5 responses Add your response
a lot of folk tout the nad/psb synergy; i've heard psb auditioned with nad and been unmoved--it's ok but kinda static. on the other hand, i auditioned the imagine bookshelves with a naim integrated and thought it sounded great--full of life. like mlauner says, the imagines are reasonably efficient, so the 50w naim should do fine. add in great resale value and i just don't think you can go wrong with it.

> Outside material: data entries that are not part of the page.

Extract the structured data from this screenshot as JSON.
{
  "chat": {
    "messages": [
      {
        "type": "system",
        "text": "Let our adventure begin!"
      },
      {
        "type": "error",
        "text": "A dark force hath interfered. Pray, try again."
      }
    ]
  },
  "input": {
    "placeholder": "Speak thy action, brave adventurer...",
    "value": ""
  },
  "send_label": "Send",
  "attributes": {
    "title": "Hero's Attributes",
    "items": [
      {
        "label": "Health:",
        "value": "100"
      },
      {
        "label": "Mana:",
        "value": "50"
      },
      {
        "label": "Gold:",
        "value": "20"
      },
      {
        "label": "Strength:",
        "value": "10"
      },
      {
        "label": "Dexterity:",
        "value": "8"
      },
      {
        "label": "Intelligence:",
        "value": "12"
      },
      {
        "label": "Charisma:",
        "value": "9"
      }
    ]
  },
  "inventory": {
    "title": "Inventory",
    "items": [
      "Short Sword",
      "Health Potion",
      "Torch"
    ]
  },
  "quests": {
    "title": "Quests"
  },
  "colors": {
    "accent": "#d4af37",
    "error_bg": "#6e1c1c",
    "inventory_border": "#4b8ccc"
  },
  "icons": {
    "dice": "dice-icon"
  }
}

I own a pair of PSB Platinum T8's paired with a NAD M3 (waiting on an amp stand to use my Musical Fidelity M5 w/all). I also own a Creek 5350 (the newer version) that I use with Monitor Audio Silvers. I've also mixed these amps with my speakers with good results. I'm toying with the idea of buying the Synchrony Ones but that's another story. I obviously can vouch for the NAD and/or Creek and have read good reviews on the other brands but have never listened. I think you will enjoy any pick of those amps w/your new speakers. Be on the lookout for my Creek Classic if the Synchrony Ones keep weighing on my mind.
I have a Simaudio i-1 and PSB Imagine T's. The sound is incredible! I also auditioned the Creek and Naim units and found all 3 to be very close, but I personally liked Sim the best; it also has a 10 year warranty and seemed to be constructed the best of the 3. However, I don't think you can go wrong with any of them. Keep in mind, the Imagines are 4 ohms so affectively the Sim integrated is putting out 100 watts vs. the 50 that its rated for. However, I did have to install a pair of 10 dB GoldenJack attenuators to keep my Arcam CD73t player from overdriving the amp. I didn't have this problem with my 8 ohm pair of Totem Sttaf speakers (very nice for a small room, by the way). Attenuators reduce the drive signal to an amplifier so that the input level or gain control can be adjusted in a more useful range. The sound is just as incredible as before and I can now turn the volume back up to the 2 o'clock position vs. 9 o'clock without the attenuators; my amp is also putting out twice the power. The Imagine's have very deep, detailed bass and I found they sounded even better using bi-wire (highs and lows). The difference wasn't as pronounced with my Totems. I purchase all my wire from Signal Cable and I don't think you'll find a better performance/price ratio for budget cables. I auditioned a 2k Bryston BDA-1 DAC for 2 days on my system and it added alot of depth and smoothed out the sound considerably on CD's that were recorded well to begin with. However, on average to poor CD's it didn't do much to enhance them. Honestly, it's not a 2k upgrade. I think a DAC would prove most beneficial with MP3's and Computer based music. Based on that experience, I upgraded my 25 year old turntable and purchased a Music Hall MMF-5.1. I will purchase a DAC someday (probably a used Benchmark DAC1 USB on Audiogon), but I'm not in any rush. I plan to interface with my CDP, and either a Squeezebox Touch or Sonos system. I hope you've found this info helpful.